Necrowretch – Putrid Death Sorcery

Que tous ceux qui trouvent encore le moyen, en ces décombres de millénaire à peine avancé que déjà bien moribond, de se remettre régulièrement dans les esgourdes les deux premières sorties officielles de Marduk, histoire de ne pas oublier (soit respectivement l'EP démo Fuck Me Jesus et le premier album Dark Endless, je ne parle pas du virage 100% black qui a été effectué après), prennent attentivement connaissance de cette chro... Car il semblerait que les Français de Necrowretch, à contre-courant de tout ce que vous pourrez trouver de nos jours ou presque sur le marché en dehors de la scène 'underground', soient particulièrement friands de ce souffle 'death evil' ancestral mâtiné de black, qui a depuis été en partie balayé par la déferlante d'un black métal plus caricatural et du brutal-death de "techniciens". En partie seulement, car aujourd'hui le légendaire label allemand Century Media a eu la bonne idée de faire sortir ces sulfureux des catacombes pour les exposer au gros jour en les signant chez eux, après une première partie d'Asphyx fort remarquée en terres Teutonnes. Et pour le coup, on peut bien 'growler' un petit « cocorico » de circonstance, car c'est la troisième fois seulement qu'ils le font pour une formation de chez nous! Le groupe de Valence succède donc dans leur catalogue à Kickback mais surtout à ...  Mercyless, et ce n'est peut-être pas là seulement le fruit du hasard, peut-être tient-on ici la relève par chez nous, tout en opérant un véritable retour aux sources du genre !

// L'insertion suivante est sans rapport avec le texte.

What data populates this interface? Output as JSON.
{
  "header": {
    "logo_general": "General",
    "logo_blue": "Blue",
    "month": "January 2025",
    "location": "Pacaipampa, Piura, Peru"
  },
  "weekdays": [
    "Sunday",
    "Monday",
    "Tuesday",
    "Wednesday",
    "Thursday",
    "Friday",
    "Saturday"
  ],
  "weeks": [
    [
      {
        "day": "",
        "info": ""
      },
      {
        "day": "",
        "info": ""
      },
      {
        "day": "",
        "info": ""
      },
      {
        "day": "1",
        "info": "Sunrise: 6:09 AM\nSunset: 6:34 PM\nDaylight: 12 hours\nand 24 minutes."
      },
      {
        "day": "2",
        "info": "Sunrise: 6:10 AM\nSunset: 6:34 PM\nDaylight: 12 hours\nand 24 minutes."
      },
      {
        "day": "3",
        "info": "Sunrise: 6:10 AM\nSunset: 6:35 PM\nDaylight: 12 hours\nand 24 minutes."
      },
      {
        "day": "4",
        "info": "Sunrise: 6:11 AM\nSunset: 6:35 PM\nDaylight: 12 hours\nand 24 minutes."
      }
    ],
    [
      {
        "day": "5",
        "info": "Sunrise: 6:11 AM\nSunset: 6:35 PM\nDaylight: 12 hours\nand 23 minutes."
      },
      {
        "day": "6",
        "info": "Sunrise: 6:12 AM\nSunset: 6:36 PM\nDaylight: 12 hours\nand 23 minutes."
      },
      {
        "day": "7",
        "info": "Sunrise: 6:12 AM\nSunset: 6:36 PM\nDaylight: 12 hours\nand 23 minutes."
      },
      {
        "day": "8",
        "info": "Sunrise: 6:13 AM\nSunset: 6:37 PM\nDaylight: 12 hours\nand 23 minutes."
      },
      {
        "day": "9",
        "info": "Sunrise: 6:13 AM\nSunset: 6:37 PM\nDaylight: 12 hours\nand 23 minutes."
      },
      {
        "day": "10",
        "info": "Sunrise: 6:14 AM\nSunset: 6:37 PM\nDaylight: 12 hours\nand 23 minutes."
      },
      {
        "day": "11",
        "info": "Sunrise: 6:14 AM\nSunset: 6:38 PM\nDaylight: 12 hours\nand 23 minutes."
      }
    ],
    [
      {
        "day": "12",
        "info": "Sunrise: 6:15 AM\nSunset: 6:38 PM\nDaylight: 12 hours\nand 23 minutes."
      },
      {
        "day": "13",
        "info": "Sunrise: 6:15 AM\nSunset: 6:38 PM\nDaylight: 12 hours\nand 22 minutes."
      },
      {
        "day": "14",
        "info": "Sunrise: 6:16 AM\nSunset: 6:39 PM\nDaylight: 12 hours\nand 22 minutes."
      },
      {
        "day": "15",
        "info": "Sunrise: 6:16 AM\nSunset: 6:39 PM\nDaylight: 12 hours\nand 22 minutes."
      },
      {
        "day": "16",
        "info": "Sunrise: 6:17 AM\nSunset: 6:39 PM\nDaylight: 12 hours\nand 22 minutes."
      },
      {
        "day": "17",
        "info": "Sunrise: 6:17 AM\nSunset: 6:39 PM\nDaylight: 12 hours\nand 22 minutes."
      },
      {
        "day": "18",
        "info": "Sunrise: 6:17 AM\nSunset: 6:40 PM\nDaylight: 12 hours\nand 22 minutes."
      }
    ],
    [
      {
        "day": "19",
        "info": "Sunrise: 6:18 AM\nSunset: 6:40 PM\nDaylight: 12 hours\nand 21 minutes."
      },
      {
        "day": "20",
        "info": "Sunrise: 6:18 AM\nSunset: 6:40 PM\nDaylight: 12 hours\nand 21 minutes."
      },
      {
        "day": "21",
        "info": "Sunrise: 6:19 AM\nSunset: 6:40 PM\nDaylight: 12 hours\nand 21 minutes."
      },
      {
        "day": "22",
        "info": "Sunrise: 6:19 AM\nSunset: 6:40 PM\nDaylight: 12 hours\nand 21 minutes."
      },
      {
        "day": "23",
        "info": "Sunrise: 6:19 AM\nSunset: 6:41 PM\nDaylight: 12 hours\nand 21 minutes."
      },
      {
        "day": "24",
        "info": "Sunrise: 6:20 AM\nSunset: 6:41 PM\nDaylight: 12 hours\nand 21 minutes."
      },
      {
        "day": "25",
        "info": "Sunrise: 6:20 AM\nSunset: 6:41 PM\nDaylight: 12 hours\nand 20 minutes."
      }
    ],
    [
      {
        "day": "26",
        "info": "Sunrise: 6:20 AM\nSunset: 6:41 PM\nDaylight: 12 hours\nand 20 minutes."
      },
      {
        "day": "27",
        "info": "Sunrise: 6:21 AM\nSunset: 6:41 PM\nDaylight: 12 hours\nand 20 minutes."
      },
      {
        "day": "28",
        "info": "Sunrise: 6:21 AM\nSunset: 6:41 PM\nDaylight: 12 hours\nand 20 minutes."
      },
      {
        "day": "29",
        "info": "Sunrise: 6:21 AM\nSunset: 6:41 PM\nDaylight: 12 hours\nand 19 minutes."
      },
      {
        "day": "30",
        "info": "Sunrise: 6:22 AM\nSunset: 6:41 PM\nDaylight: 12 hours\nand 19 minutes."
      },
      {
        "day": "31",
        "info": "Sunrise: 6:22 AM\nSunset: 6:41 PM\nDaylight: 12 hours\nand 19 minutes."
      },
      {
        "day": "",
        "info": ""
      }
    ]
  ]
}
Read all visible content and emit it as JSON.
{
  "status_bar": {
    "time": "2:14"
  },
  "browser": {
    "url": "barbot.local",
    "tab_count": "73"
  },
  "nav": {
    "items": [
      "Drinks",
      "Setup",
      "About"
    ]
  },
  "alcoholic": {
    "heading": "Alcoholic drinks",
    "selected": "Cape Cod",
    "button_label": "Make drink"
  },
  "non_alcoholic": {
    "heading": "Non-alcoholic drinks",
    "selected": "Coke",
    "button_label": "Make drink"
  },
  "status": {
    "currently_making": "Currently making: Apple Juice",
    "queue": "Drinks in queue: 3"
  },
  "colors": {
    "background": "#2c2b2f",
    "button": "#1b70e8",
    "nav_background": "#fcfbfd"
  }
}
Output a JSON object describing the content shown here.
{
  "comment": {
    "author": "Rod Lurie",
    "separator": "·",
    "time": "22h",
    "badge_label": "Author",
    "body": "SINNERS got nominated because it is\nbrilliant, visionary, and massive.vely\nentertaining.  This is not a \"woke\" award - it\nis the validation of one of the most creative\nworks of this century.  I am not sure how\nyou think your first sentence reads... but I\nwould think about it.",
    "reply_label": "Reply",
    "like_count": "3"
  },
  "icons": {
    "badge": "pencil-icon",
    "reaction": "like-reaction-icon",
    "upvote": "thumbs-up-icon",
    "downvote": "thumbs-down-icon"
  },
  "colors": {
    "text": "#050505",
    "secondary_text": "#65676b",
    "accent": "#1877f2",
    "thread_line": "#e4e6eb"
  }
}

Il convient de préciser qu'avant cela Necrowretch faisait quand même partie des poulains de l'écurie belge feu-Detest Records (Stench Of Decay, Swallowed...), soit déjà des valeurs montantes du death underground européen, dans une veine alors proche des premiers Asphyx donc, mais également Nihilist (pre-Entombed...) ou Autopsy ! Les 4 titres de l'EP vinyl (si, si, des hommes de goût!), sobrement intitulé Putrefactive Infestation (puisque je vous le disais...), avait déjà annoncé la purulence en 2011, mais le groupe s'était par ailleurs déjà constitué un bon noyau de fans depuis sa création en 2008, avec la parution de deux démos au format cassette cette fois (Rising from Purulence l'année suivante puis Necrollections en 2010) et des concerts dans l'underground toujours remarqués. L'an passé, c'est à un EP 2 titres que l'on avait eu droit, forcément un peu court mais à l'identité toutefois plus affirmé et qui nous offrait en outre une belle relecture d'un grand classique de Death, "Zombie Ritual" (issu de l'inusable Scream Bloody Gore, qui aura durablement marqué les esprits de Vlad, guitariste-chanteur de la formation, apparemment...).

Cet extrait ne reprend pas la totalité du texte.